A spokesman for NHS England said: “Bruce Keogh specifically rejected the idea that there would be cuts in accident and emergency departments. His aim was to properly reflect the reality of emergency care now and provide a blueprint for a network of care in the future.

“He is not proposing any downgrading but believes after this process the overall number of emergency care centres will remain broadly the same.”

Senior doctors say that the present system is on the brink of collapse, adding that last winter many casualty units became like “warzones” as they struggled to cope with demand. The NHS proposals, published on Wednesday, include same-day access to family doctors for routine health problems seven days a week, and GP telephone appointments.

The report also calls for extended training for paramedics to keep more patients out of hospital, with evidence suggesting that up to half of 999 calls could be managed at the scene.

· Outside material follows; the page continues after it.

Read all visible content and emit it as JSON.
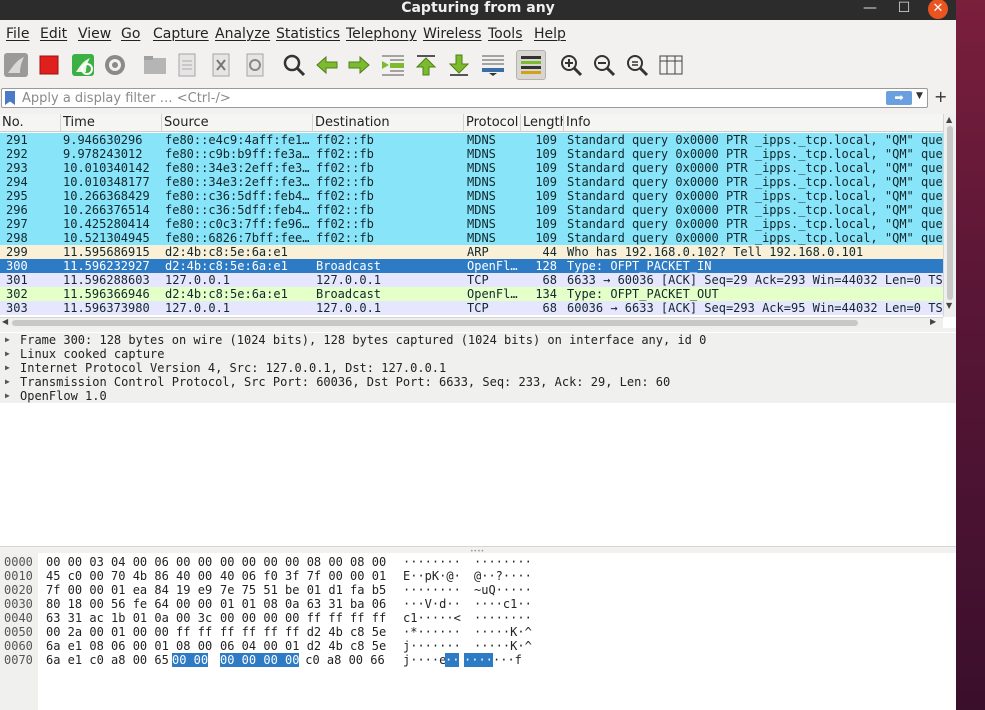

Under the plans, the controversial 111 phoneline would have a central role in managing demand for urgent care. Senior NHS officials said that despite problems which have dogged the non-emergency telephone line, which collapsed in some parts of the country when it was introduced earlier this year, an “enhanced” version of the service would help improve care.

In future, call centres will have more medical staff on hand, and staff will be able to access electronic patient records so that advice was better tailored, they said.

Sir Bruce said that a transformation of the whole system of urgent care was “the only way to create a sustainable solution — and ensure future generations can have peace of mind that, when the unexpected happens, the NHS will still provide a rapid, high quality and responsive service free at the point of need”.

He said the NHS needed to acknowledge that A&Es are all not of equal quality — with one in seven operating without intensive care departments and one in five without a paediatric department.

Officials said the current system of A&E departments had not been reviewed since the Seventies, when heart attacks were treated with bed rest, with one in four dying. Today, advances in cardiology have reduced death rates to five per cent.

Sir Bruce insisted the changes would not mean closures of A&E departments, with “no degradation” of the service currently provided at casualty units.

Under the plans, standard emergency departments that receive cases requiring specialised care would be expected to be able to stabilise patients, before transferring them

Officials also said a plethora of extra services set up to relieve pressure on casualty units, such as walk-in centres, urgent care centres, and minor injury units, had created a “whole heap of confusion” for patients about where to turn, and should be rebranded with one name to provide consistent services.

The principles behind the changes were broadly welcomed last night by medical experts, charities, patients groups and think tanks.

However, changes to scores of hospitals across the country, in which specialist services such as acute stroke units would be centralised, are likely to prove more controversial as decisions are taken about which hospitals will see services stripped back, and when details emerge of the distances between major centres, especially in rural areas. Changes to centralise stroke care in London were made in 2010 and have been credited with saving 400 lives. However, the former head of NHS London said last year that hundreds of patients died or suffered disability in the years before, amid political arguments which delayed the changes.

Concerns were raised last night about the role of 111 in the strategy, with patients groups saying it would need to improve on a “woefully inadequate” performance before it could cope with an expanded role.

Officials at NHS England said further plans would be published within months, setting out the costs of the changes and the implications for the NHS workforce.

The proposals could become a political battleground in the run-up to the next election. On Tuesday, Mr Hunt told the House of Commons he would not “stand in the way of changes” that save lives.

Andy Burnham, the shadow health secretary, welcomed Sir Bruce’s recommendations but accused ministers of an attempt to “abdicate all responsibility for the crisis in A&E”.